Le crowdfunding immobilier fonctionne autrement. Vous prêtez de l’argent à un promoteur pour financer un projet précis, sur une durée déterminée. Le capital est bloqué pendant toute la durée du projet, et le risque porte sur la capacité du promoteur à livrer et commercialiser le programme.

  • Les SCPI offrent des revenus réguliers mais une liquidité limitée, car revendre ses parts prend du temps
  • Le crowdfunding propose des durées d’engagement plus courtes mais un risque de perte en capital plus direct
  • Aucune des deux options ne donne accès à l’effet de levier du crédit immobilier, qui reste le principal avantage de l’achat en direct

Ces deux véhicules ne remplacent pas un investissement locatif classique.
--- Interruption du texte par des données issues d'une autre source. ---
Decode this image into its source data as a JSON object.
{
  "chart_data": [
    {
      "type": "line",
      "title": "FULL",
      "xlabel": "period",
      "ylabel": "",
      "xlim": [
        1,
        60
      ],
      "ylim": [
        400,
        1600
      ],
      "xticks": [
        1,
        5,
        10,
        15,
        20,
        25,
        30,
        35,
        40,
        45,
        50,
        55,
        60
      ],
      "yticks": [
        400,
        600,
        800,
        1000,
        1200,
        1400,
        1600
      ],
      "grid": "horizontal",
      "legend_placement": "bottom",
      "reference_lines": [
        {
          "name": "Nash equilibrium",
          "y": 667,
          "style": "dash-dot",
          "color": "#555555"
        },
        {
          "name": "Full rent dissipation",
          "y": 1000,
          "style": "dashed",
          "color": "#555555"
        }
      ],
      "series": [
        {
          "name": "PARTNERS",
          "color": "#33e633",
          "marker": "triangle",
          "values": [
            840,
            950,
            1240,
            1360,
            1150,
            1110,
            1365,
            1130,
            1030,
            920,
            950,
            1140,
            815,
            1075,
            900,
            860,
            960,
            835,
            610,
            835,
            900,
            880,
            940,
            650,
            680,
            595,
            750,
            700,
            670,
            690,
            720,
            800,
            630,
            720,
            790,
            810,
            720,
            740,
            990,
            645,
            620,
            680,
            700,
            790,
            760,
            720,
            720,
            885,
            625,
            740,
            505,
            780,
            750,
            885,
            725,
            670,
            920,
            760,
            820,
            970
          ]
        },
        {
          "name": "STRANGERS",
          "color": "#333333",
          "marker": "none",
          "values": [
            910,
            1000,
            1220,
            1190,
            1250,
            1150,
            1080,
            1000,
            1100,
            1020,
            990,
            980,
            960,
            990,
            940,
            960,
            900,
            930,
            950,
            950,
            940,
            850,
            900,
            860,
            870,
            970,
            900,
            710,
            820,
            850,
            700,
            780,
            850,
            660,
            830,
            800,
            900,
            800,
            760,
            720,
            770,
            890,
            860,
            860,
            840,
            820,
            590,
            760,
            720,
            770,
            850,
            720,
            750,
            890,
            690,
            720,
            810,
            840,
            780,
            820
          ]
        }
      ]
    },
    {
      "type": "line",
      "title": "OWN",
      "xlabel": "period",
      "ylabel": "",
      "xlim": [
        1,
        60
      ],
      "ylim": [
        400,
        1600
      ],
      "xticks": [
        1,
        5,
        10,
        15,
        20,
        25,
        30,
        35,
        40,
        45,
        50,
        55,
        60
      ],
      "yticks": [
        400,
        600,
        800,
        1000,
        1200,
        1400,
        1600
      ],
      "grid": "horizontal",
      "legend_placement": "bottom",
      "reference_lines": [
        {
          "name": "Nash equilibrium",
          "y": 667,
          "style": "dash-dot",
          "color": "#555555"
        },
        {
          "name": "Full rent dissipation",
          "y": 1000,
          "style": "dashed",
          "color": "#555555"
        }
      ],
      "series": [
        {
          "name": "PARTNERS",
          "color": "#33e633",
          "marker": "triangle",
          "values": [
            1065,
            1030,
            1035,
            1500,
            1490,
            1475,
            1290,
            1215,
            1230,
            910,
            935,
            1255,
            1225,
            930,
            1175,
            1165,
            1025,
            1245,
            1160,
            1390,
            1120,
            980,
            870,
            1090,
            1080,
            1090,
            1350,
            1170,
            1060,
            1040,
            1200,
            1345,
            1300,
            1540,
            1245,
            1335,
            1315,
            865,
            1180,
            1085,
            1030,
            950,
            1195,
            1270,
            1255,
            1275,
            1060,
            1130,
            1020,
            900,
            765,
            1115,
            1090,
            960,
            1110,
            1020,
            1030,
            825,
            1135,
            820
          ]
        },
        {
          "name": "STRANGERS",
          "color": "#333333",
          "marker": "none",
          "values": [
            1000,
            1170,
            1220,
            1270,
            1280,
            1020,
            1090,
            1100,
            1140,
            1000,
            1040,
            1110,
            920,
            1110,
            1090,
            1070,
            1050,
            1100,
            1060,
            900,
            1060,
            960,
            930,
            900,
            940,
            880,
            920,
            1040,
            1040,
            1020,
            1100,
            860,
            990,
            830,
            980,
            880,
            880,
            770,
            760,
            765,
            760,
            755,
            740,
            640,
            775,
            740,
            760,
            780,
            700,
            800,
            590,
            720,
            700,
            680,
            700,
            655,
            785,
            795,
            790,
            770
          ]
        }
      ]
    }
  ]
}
Ils complètent une stratégie patrimoniale, notamment quand les taux de crédit rendent l’emprunt moins favorable.

L’investissement immobilier en 2024 se joue sur la précision du calcul et le choix du bon véhicule. Mieux vaut un seul bien correctement étudié que trois acquisitions bâclées. Le marché offre encore des fenêtres, à condition de ne pas confondre rendement affiché et rentabilité réelle.